“Women’s and Men’s Earnings Hurt by Housework.”
Hmmm, I thought. Very interesting.
It starts out:
“New research by Vanderbilt professor of law and economics Joni Hersch found that housework not only reduces the salaries of women, but also affects some men’s wages. She also found that women’s salaries are negatively impacted by housework regardless of profession.”
"Hersch found that each extra hour spent on daily housework reduced average wages by about 24 cents per hour for women and about 21 cents per hour for men."
Doesn't explain how.
Doesn't explain why.
I hate to make you read the whole article, but COULD YOU PLEASE?Because it’s alarming how much sense it doesn’t make.

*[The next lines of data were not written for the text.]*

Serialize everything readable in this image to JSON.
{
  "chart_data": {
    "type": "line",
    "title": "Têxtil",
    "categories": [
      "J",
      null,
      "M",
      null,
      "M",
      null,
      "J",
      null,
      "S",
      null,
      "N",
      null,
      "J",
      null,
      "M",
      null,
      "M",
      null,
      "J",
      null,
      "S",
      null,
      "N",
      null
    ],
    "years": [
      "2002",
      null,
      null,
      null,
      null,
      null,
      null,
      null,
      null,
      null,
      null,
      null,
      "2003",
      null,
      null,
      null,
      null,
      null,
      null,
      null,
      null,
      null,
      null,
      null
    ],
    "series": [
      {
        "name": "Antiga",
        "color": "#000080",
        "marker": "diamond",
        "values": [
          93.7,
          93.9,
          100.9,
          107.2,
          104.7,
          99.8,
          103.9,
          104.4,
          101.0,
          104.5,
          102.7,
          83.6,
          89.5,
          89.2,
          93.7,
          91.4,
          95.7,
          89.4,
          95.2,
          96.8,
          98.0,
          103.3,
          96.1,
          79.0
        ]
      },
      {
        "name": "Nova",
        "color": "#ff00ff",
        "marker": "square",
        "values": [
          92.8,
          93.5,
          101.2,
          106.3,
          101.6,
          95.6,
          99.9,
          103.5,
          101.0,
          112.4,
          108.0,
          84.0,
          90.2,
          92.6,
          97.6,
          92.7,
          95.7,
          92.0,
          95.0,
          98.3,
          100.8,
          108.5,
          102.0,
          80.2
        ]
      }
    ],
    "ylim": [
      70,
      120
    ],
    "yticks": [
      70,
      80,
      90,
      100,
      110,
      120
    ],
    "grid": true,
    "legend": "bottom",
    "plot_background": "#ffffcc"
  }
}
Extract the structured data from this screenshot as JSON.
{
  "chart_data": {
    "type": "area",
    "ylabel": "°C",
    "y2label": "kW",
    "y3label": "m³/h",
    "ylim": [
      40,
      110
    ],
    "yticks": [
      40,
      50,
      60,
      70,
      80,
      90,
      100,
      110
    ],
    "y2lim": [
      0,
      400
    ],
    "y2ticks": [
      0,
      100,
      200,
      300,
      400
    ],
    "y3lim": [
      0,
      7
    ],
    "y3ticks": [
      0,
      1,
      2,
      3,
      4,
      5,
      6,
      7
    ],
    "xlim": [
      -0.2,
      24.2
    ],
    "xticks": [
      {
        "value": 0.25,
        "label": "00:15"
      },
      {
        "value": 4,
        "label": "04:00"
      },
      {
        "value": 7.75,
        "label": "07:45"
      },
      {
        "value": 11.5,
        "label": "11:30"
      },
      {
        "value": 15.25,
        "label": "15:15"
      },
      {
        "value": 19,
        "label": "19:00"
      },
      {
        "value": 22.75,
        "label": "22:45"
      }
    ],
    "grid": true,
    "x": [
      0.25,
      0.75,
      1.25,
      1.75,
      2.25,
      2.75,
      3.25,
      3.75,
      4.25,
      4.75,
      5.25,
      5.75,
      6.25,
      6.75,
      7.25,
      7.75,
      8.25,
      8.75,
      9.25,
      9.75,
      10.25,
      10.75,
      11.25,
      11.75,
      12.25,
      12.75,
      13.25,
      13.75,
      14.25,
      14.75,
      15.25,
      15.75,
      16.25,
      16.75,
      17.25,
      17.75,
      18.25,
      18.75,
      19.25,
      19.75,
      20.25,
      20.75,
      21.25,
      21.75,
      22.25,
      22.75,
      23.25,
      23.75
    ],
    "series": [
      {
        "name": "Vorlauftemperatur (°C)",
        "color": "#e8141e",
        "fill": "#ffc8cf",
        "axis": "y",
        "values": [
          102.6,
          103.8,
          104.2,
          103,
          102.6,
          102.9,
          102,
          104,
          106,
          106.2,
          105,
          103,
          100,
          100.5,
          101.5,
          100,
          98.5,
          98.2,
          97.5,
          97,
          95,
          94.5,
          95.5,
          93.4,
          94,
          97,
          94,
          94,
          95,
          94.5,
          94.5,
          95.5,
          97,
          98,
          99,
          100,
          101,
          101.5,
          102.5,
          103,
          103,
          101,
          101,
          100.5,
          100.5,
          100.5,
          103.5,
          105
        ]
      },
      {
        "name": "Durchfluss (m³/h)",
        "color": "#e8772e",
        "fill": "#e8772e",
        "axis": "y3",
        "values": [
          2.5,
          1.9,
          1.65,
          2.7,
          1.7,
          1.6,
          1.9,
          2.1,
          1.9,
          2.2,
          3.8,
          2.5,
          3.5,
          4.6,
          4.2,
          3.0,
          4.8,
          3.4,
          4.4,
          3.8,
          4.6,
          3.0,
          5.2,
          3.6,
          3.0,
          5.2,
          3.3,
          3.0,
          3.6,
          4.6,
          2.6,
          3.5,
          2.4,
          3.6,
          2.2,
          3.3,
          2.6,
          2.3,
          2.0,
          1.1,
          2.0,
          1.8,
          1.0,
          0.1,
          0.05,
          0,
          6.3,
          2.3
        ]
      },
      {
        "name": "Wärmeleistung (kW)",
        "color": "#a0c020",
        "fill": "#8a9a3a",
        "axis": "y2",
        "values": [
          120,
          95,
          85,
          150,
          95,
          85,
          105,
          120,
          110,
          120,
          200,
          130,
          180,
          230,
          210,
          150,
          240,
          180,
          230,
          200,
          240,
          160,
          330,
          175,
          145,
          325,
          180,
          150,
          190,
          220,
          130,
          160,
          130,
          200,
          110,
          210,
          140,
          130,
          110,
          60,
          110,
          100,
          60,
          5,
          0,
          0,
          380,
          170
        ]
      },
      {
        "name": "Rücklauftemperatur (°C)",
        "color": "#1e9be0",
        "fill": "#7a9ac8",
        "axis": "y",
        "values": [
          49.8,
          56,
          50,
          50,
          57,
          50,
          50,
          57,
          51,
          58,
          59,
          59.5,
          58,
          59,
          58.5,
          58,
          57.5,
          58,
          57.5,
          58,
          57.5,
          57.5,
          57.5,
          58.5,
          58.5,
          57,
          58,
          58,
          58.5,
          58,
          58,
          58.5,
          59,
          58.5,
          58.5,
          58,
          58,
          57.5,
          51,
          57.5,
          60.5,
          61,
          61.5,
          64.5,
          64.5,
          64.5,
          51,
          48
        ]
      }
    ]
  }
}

It seems to say that housework actually causes men and women to earn less money. And I suppose this would be true if I were not showing up to work every day because I'd opted to stay home and bleach my toilet bowls. But how in the world does more housework in and of itself CAUSE a decrease in salary? Surely the reporter misinterpreted the study.
Just to see, I downloaded the 39-pager to see if that would shed any light on the matter.
In her introduction, Hersch explains:
“There is considerable evidence that time spent on routine housework has a negative relation with wages that is not spuriously due to endogeneity or unobserved individual fixed characteristics, with the impact greatest for women’s wages.”
And then my brain exploded, leaving little bits of spurious endogeneities and fixed characteristics (though you can’t observe them) all over the walls and carpet.
And I still don’t know. Should I clean them up … or leave them there and hope it’s reflected in my next paycheck?